INFO/INTOX °1 : Quand le cadrage d'une image change votre perception
La rédaction des Observateurs de France 24 propose une nouvelle formule, au format "vidéo mobile", du rendez-vous hebdomadaire "Info/Intox" consacré à la déconstruction des fausses informations. INFO ou INTOX, qu'est-ce que c'est ? À chaque numéro, avec une vidéo de deux à trois minutes, le journaliste des Observateurs de France 24 Alexandre Capron présente une fausse information, explique en quoi il s’agit d’une tentative de manipulation et comment elle s’est répandue.
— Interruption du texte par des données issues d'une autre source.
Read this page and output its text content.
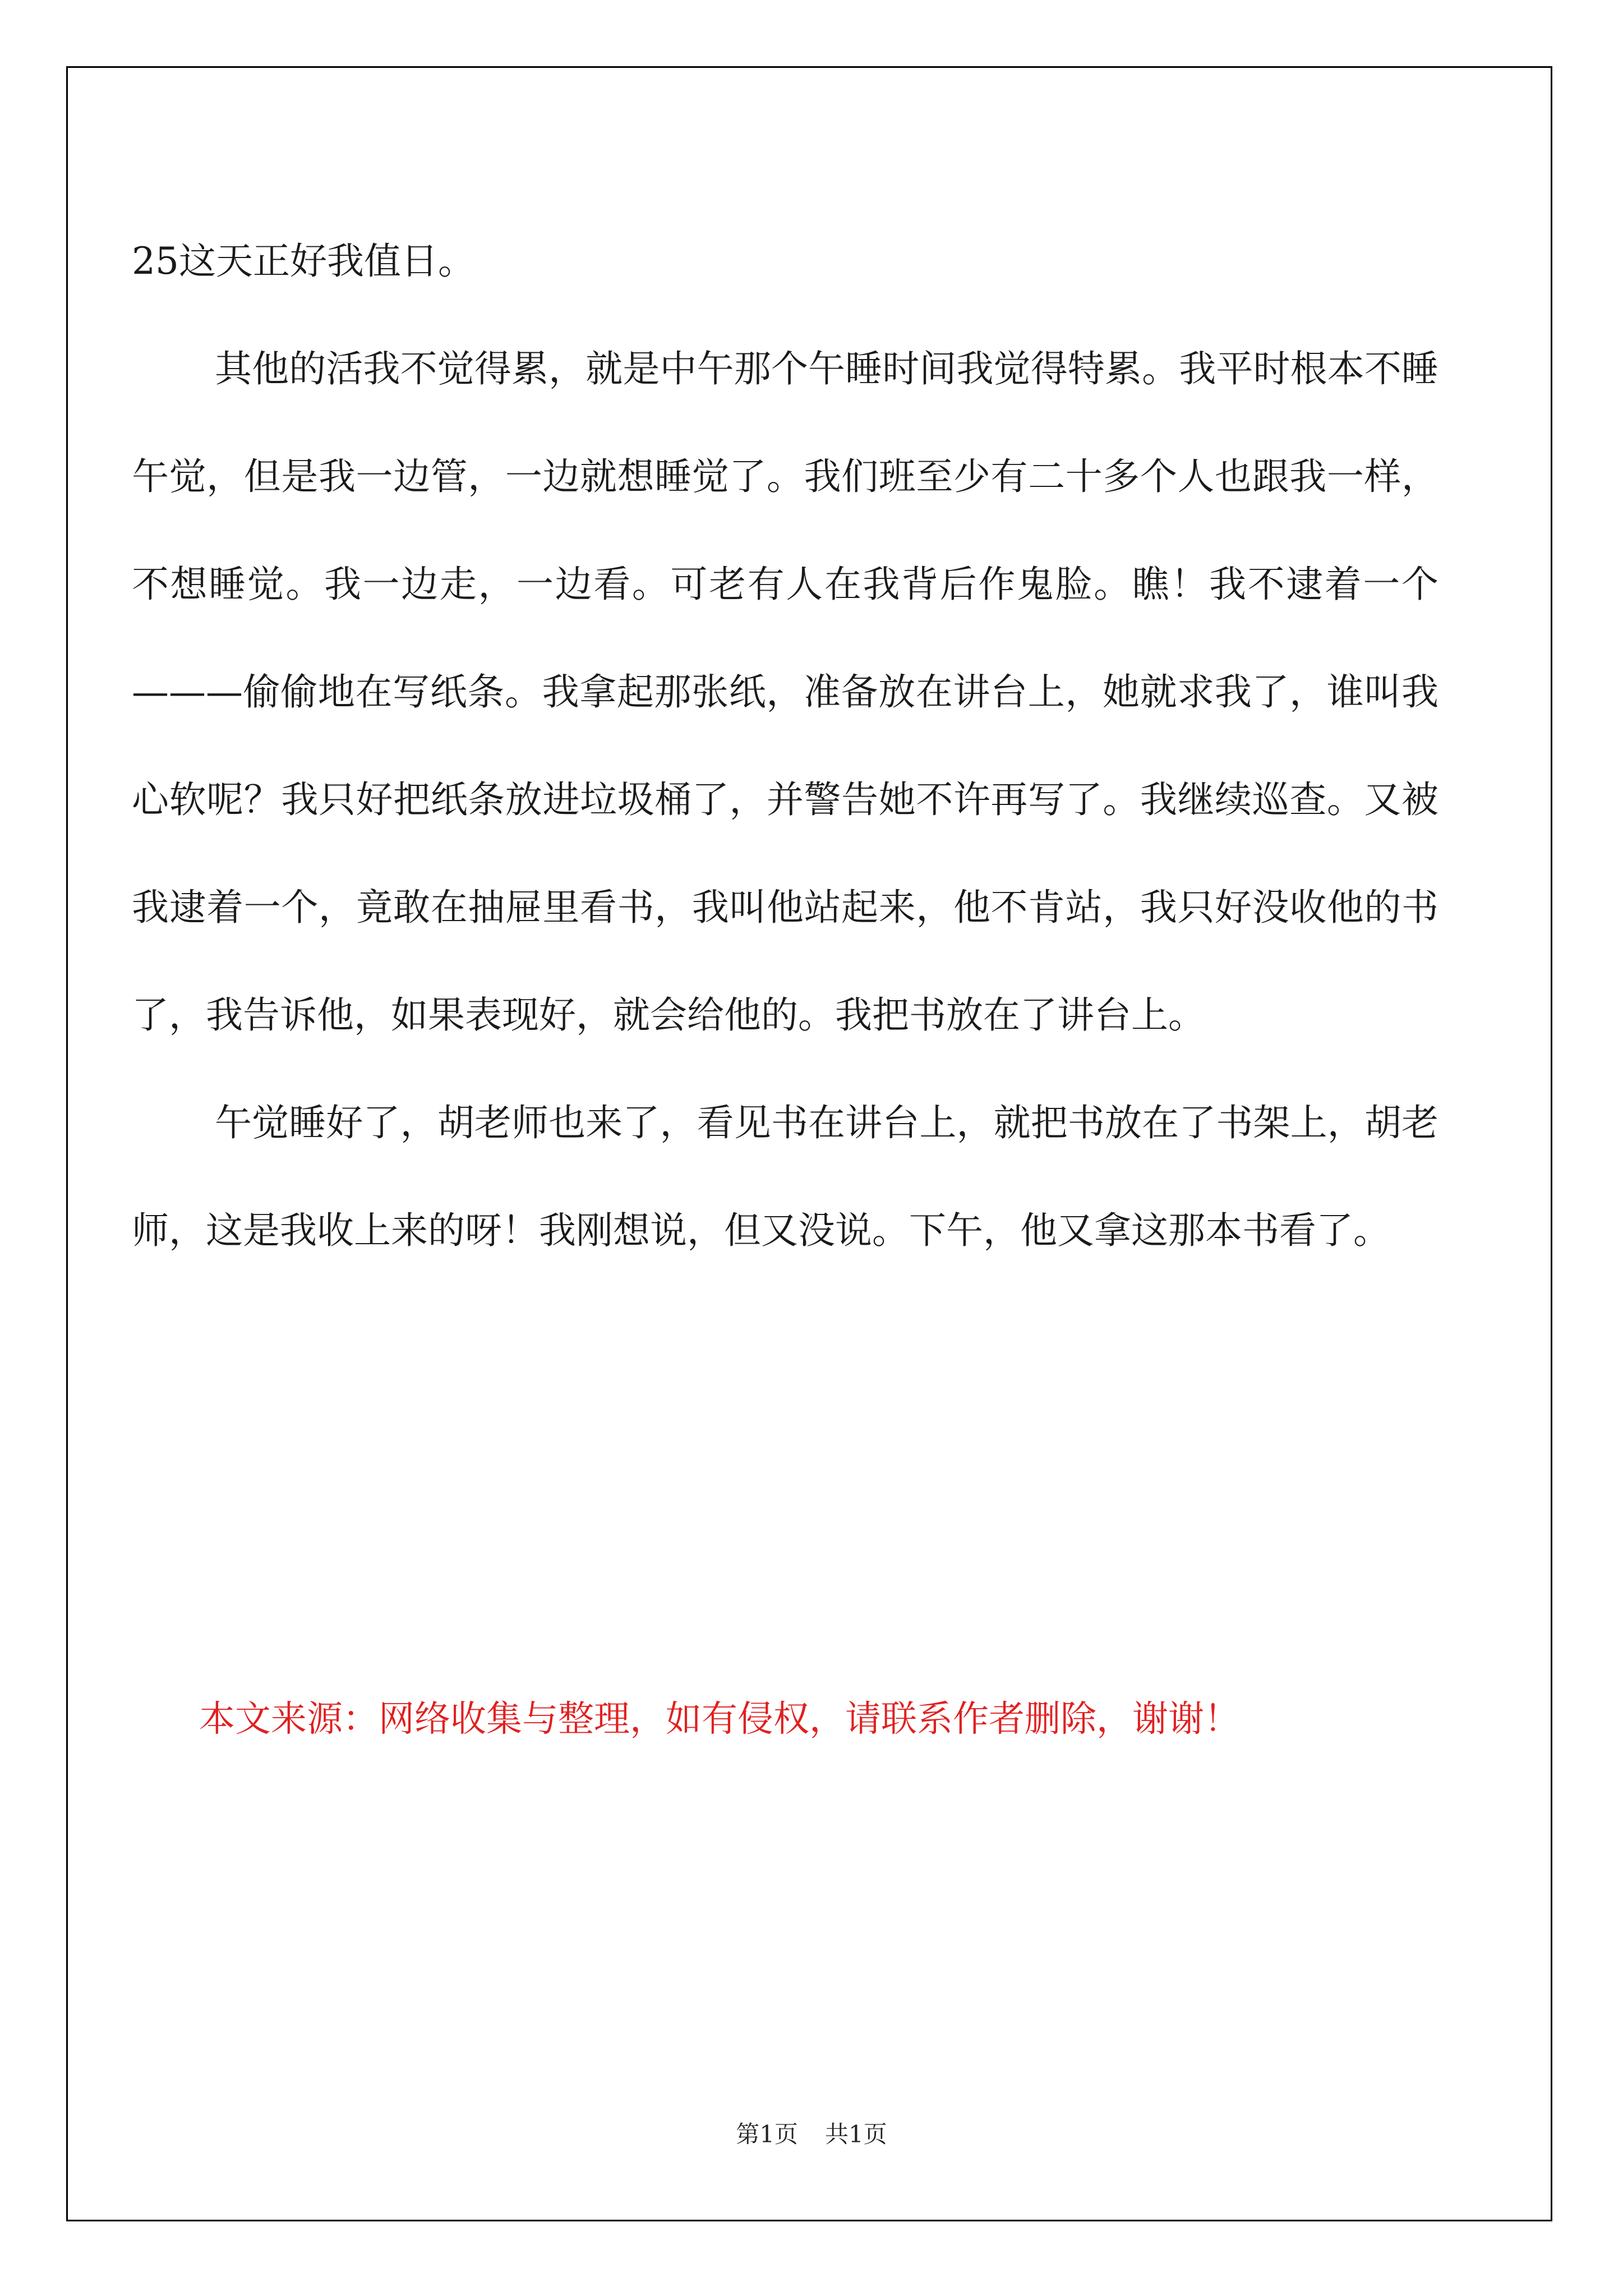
25这天正好我值日。

其他的活我不觉得累，就是中午那个午睡时间我觉得特累。我平时根本不睡午觉，但是我一边管，一边就想睡觉了。我们班至少有二十多个人也跟我一样，不想睡觉。我一边走，一边看。可老有人在我背后作鬼脸。瞧！我不逮着一个———偷偷地在写纸条。我拿起那张纸，准备放在讲台上，她就求我了，谁叫我心软呢？我只好把纸条放进垃圾桶了，并警告她不许再写了。我继续巡查。又被我逮着一个，竟敢在抽屉里看书，我叫他站起来，他不肯站，我只好没收他的书了，我告诉他，如果表现好，就会给他的。我把书放在了讲台上。

午觉睡好了，胡老师也来了，看见书在讲台上，就把书放在了书架上，胡老师，这是我收上来的呀！我刚想说，但又没说。下午，他又拿这那本书看了。

本文来源：网络收集与整理，如有侵权，请联系作者删除，谢谢！

第1页 共1页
Le premier épisode est consacré, lundi 8 octobre, au cadrage des images : le simple recadrage d'une photo peut tromper des internautes, comme le montre l'exemple d'une photo de femmes voilées, censées attendre devant une caisse d'allocations familiales en France. "Info ou Intox" donnera chaque semaine aux téléspectateurs et internautes les bonnes pratiques pour détecter eux-mêmes les fausses informations en utilisant des outils facilement accessibles à tous, comme par exemple la recherche d’image inversée.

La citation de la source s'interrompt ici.